Operator norm of product of matrices

Question

Could someone explain why the following is true? $$\max_{A: Tr(A)=1} \langle B,A \rangle = \|B\|_{\infty}.$$ Where the infinity norm is the standard operator norm of a matrix, and $\langle A,B\rangle =Tr(A^*B)$ is the standard inner product. I am not able to formally prove it, but can intuitively see it being true.

Answer 1

Of course, you need absolute value: $$ \max\left\{|\langle B,A\rangle|\,:\ \text{Tr}(A)=1\right\}=\|B\|_\infty. $$ Also, as stated, the equality is false: consider $$ B=\begin{bmatrix}1&1\\0&1\end{bmatrix}, \ \ \ A=\begin{bmatrix}1&n\\ 1&0\end{bmatrix}. $$ Then $\text{Tr}(A)=1$, and $$\langle B,A\rangle=\text{Tr}(B^*A)=n+1,$$ for every $n$. The right requirement is that the one-norm of $A$ is one: $$\tag{1} \max\left\{|\langle B,A\rangle|\,:\ \text{Tr}(|A|)=1\right\}=\|B\|_\infty. $$ So we can simply assume that $A$ is positive and $\text{Tr}(A)=1$. By using the inequality $|\text{Tr}(X)|=\text{Tr}(|X|)$, we get $$ |\langle B,A\rangle|=|\text{Tr}(B^*A)|\leq\text{Tr}(|B^*A|) =\text{Tr}((A^*BB^*A)^{1/2})\leq\|B\|_\infty\,\text{Tr}((A^*A)^{1/2})=\|B\|_\infty. $$ Above we are using the inequalities, $BB^*\leq\|B\|^2\,I$, and that the square root preserves order.

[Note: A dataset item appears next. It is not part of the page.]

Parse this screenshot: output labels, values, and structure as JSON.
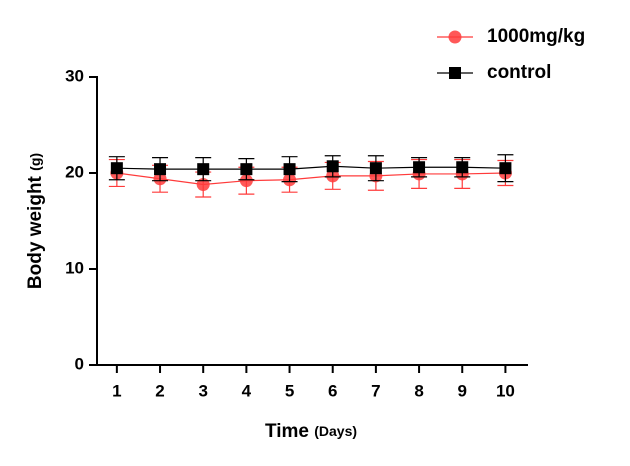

We have shown that $$\tag{2} \max\left\{|\langle B,A\rangle|\,:\ \text{Tr}(|A|)=1\right\}\leq\|B\|_\infty. $$ Now fix $\varepsilon>0$. Then there exist $x,y\in H$ with $\|x\|=\|y\|=1$ and $\langle Bx,y\rangle>\|B\|_\infty-\varepsilon.$ Let $\{e_n\}$ be an orthonormal basis of $H$ where $e_1=x$, and write $E_{x,y}$ for the rank-one operator that maps $x$ to $y$ (i.e., $E_{x,y}=\langle \cdot,x\rangle y$). Then $|E_{x,y}|=(E_{y,x}E_{x,y})^{1/2}=E_{y,y}^{1/2}=E_{y,y}$, so $\text{Tr}(|E_{x,y})=1$; and \begin{align} |\text{Tr}(B^*E_{y,x})|&=|\text{Tr}(BE_{x,y})|=|\text{Tr}(E_{x,y}BE_{x,x})|=\left|\sum_{n=1}^\infty\langle E_{x,y}BE_{x,x}e_n,e_n\rangle\right|\\ \ \\ &=\left|\sum_{n=1}^\infty\langle BE_{x,x}e_n,E_{y,x}e_n\rangle\right| =\langle Bx,y\rangle>\|B\|_\infty-\varepsilon. \end{align} Thus, as $\varepsilon$ is arbitrary, $$\tag{3} \max\left\{|\langle B,A\rangle|\,:\ \text{Tr}(|A|)=1\right\}\geq\|B\|_\infty. $$ By combining $(2)$ and $(3)$, we get $(1)$.